The two SNPs examined in this study locate in AQP4 and CHST9 gene. AQP4 belongs to AQP family and functions in water maintaining and ion homeostasis32. It is located at membrane and cytoplasmic fraction and markedly decreased in tumor tissues compared to paired-adjacent tissue, thus indicating its pathogenic role during cancer development33. CHST9 belongs to the N-acetylgalactosamine 4 sulfotransferase (GalNAc4ST) family, which transfers sulfate to position 4 of nonreducing terminal GalNAc residues34. Sulfate group I carbohydrates play important roles in conferring highly specific functions on glycoproteins, glycolipids, and proteoglycans35. It plays an important role in hematologic malignancies because CHST9 copy number variants (CNV) are associated with acute myelogenous leukemia (AML)36. Additionally, CHST9 CNV and amplification are also found in the brain of schizophrenia patients and gastric cancer patients with metastatic lymph node37,38. Nevertheless, the role of CHST9 as well as its genetic variations in breast cancer, especially TNBC, has not been determined. Our results show that CHST9 rs1436904 SNP significantly contributes to early-stage TNBC progression risk. Notably, our results also show that the CHST9 rs1436904 G allele is a “risk” genetic variant for outcome of TNBC patients, significantly associated with shorten DFS in TNBC patients harboring big tumors (>2 cm), without metastasis, being premenopausal at diagnosis or with vascular invasion.

In all, to the best of our knowledge, our study for the first time identified an inherited variation in CHST9 which was significantly associated with DFS of TNBC patients, especially in TNBC patients harboring big tumors, without lymph-node metastasis, being premenopausal at diagnosis or with vascular invasion.

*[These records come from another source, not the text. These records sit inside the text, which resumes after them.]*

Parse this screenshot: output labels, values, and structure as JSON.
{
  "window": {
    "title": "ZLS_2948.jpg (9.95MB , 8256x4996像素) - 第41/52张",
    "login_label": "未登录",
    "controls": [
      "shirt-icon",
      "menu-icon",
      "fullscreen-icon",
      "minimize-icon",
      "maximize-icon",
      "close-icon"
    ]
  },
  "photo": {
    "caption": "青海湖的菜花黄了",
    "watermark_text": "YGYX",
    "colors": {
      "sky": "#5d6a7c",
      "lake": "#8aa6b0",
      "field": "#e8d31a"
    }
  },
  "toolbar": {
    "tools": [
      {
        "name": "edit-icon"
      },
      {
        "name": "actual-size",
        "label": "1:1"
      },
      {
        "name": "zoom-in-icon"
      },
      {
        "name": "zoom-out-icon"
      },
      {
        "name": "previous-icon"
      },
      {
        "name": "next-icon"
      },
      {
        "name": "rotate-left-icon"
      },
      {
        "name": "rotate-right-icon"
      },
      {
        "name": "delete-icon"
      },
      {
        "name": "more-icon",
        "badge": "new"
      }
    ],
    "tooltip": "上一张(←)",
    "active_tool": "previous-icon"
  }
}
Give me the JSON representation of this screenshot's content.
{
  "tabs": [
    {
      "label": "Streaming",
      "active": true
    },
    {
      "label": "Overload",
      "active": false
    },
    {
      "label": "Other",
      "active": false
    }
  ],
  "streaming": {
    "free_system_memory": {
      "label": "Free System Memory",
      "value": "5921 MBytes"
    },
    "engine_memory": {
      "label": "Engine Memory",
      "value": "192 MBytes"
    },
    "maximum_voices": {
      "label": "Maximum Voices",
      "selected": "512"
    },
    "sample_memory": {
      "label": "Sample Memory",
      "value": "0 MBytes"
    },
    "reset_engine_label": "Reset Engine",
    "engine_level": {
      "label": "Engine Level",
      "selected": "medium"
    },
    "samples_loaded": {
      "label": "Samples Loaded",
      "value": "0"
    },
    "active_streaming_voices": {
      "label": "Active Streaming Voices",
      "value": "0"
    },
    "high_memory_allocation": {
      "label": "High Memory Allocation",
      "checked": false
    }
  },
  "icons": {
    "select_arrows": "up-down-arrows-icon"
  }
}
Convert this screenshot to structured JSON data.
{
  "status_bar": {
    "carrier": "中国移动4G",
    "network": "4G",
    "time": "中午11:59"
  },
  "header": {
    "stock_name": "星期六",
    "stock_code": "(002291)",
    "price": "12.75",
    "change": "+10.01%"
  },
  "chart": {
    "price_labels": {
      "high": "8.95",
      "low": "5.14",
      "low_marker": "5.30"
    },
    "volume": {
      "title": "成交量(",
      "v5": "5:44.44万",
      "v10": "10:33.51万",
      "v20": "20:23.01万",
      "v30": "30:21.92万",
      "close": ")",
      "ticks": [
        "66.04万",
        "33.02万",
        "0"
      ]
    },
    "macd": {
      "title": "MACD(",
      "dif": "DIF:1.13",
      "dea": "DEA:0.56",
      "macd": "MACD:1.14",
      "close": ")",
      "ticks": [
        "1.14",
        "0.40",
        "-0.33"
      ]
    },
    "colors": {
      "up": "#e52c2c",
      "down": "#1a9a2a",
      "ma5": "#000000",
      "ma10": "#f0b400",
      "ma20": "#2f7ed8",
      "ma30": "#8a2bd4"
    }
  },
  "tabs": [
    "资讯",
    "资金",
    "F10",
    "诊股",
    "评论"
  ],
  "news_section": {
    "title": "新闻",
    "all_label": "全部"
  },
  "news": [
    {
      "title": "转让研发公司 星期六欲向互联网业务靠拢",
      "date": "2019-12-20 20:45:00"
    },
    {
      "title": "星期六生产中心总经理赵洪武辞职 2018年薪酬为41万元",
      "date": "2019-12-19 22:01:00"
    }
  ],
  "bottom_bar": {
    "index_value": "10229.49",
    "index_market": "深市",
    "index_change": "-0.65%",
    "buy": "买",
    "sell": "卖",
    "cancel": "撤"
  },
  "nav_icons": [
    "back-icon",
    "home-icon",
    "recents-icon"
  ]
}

Our findings might have potential clinical implications on precision treatment of TNBC, and eventually affect the therapeutic efficacy.

Ethical approval

All procedures performed in studies involving human participants were in accordance with the ethical standards of the institutional and/or national research committee and with the 1964 Helsinki declaration and its later amendments or comparable ethical standards.